Camber Studio Designs an Exercise Center Fit for a General in Brooklyn, New York
In 2003, Wes Rozen snuck inside an abandoned shipbuilding facility in the Brooklyn Navy Yard. The long-decommissioned site, along New York’s East River, was transforming into a hub for creative and manufacturing businesses. But some structures were still dilapidated. Rozen, then an architecture student at the Cooper Union, was helping to plan and design a facility in the Yard for Crye Precision, a start-up military-gear manufacturer. After hours, he slipped into the building through a broken door and saw a 70-foot-high ceiling with shattered clerestory windows and a massive hall filled with old machines. “The place was falling apart and full of holes,” the Camber Studio principal remembers.
Today, that 87,000-square-foot building, since renovated by MN Design Professional Corporation, is Crye’s headquarters. Recently, executive director Gregg Thompson invited Rozen back to design the workplace’s amenity spaces, including a fitness center, for Crye’s 240 employees. “Wes knew the building better than anyone,” Thompson says. And Rozen certainly understood the difficulty of installing a gym there. Crye, now a major supplier of body armor and combat apparel for the U.S. Armed Forces, manufactures almost everything on-site; by law, military garb must be made domestically. Two floors of offices and sewing rooms line the sides of the building, and the 470-foot-long hall is used for storage. The best space for the gym was on top of two rooms in the center of the hall, which connect to the site’s mezzanine via a bridge.

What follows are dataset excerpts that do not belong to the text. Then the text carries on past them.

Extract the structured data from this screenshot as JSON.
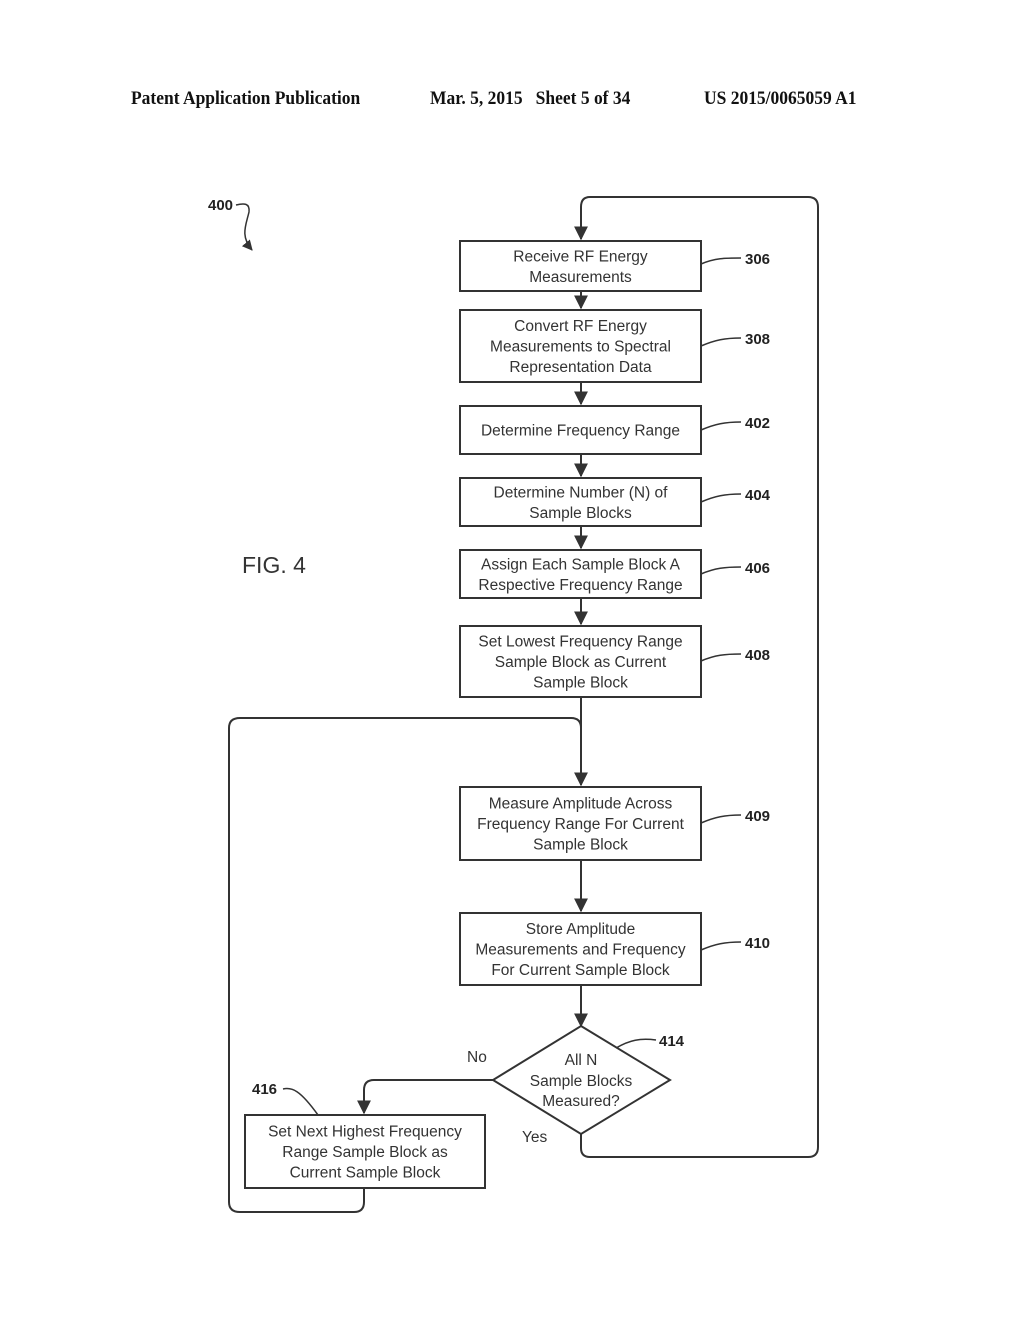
{
  "header": {
    "left": "Patent Application Publication",
    "middle": "Mar. 5, 2015   Sheet 5 of 34",
    "right": "US 2015/0065059 A1"
  },
  "figure": {
    "label": "FIG. 4",
    "ref": "400"
  },
  "steps": [
    {
      "ref": "306",
      "lines": [
        "Receive RF Energy",
        "Measurements"
      ]
    },
    {
      "ref": "308",
      "lines": [
        "Convert RF Energy",
        "Measurements to Spectral",
        "Representation Data"
      ]
    },
    {
      "ref": "402",
      "lines": [
        "Determine Frequency Range"
      ]
    },
    {
      "ref": "404",
      "lines": [
        "Determine Number (N) of",
        "Sample Blocks"
      ]
    },
    {
      "ref": "406",
      "lines": [
        "Assign Each Sample Block A",
        "Respective Frequency Range"
      ]
    },
    {
      "ref": "408",
      "lines": [
        "Set Lowest Frequency Range",
        "Sample Block as Current",
        "Sample Block"
      ]
    },
    {
      "ref": "409",
      "lines": [
        "Measure Amplitude Across",
        "Frequency Range For Current",
        "Sample Block"
      ]
    },
    {
      "ref": "410",
      "lines": [
        "Store Amplitude",
        "Measurements and Frequency",
        "For Current Sample Block"
      ]
    },
    {
      "ref": "416",
      "lines": [
        "Set Next Highest Frequency",
        "Range Sample Block as",
        "Current Sample Block"
      ]
    }
  ],
  "decision": {
    "ref": "414",
    "lines": [
      "All N",
      "Sample Blocks",
      "Measured?"
    ],
    "no_label": "No",
    "yes_label": "Yes"
  }
}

“It’s unusual to have a gym in the middle of an industrial space,” Rozen notes. “The challenge was making it private, while designing something with scale that would hold the spotlight.” It made an intriguing first commission for Camber, a design and fabrication workshop in nearby Red Hook. A co-founding partner of SITU, which coincidentally is also located in the Brooklyn Navy Yard, Rozen left after 13 years to launch Camber in 2018. His new firm focuses on unique projects at the intersection of art and architecture, and is named after the term for to arch slightly. At Crye, the two rooftops act as plinths for a sculptural, origamilike structure of black prefinished plywood. “Since this was an interior buildout, we didn’t have to worry about outdoor elements, so we could have fun,” Rozen says.
It helped to have a supportive client: Thompson requested a gym, but was otherwise open to ideas. Early on, the architect suggested adding flex spaces to five empty balconies once used for unloading cranes; one is now a small kitchen and the others are informal work and meeting nooks. After surveying employees, Rozen fleshed out the program for the gym: a yoga studio on one side, a fitness center with a climbing wall on the other, and a tunnel over the bridge in between. All told, the amenities add 5,000 square feet.
The Camber team members started by thinking about visibility and camouflage, like an army would. They identified viewpoints throughout the hall that form a network of sight lines, then placed windows accordingly. Shaped like a cone, the openings privilege the viewer on the inside, much like those in a castle or a bunker wall. “When you’re inside the amenity space and close to the window, the cone matches your line of sight and the view feels expansive,” Rozen explains. Camber also created shutters that gym users can close or open for more or less privacy.
The plywood cladding references the garment manufacturing happening within the building. A repeating diamond motif, engraved with a CNC router, gestures to stitches, measurements, and sewing patterns. “People actually make things here, so it speaks to that craftsmanship,” Rozen says. The walls, bolted to a steel parapet, are about 1 foot off the main gym structure and hang like clothes on a body. “We considered how to make plywood as fabriclike as possible,” he says. For the tunnel, Camber added hinges so the material can fold and drape over a steel-and-aluminum armature as well as, on one side, myriad colorful holds for the climbing wall.
With an undulating roof, the tunnel also takes inspiration from something farther afield: the mesas and mountains of the American West, where Rozen grew up. Camber envisioned it as a contrast to the urban surroundings that nods to landscapes where soldiers spend much of their time. The shell is flat by the yoga studio and rises toward the climbing wall, its geometry derived from a spot on the rim of the Grand Canyon where the desert meets a rocky valley. Inside, the space feels both futuristic and cavelike, creating what Rozen conceived as a moment of compression within the expansive hall. Cutouts bring in light but blur people within.
Camber prefabricated most of the plywood components in its workshop and assembled them at Crye. Starting with large mockups, the team worked out the geometry for the folds with the help of structural engineers and a Grasshopper CAD programmer. “The computation for the tunnel is super heavy and complex,” Rozen admits. For Thompson, the equations add up to a deconstructed form that “changes and breaks apart visually,” as if alluding to the site’s formerly ruined state. “It’s abstract, dramatic, and works well,” he says. Most importantly, the amenities are heavily used—busy with tai chi classes and breakout sessions.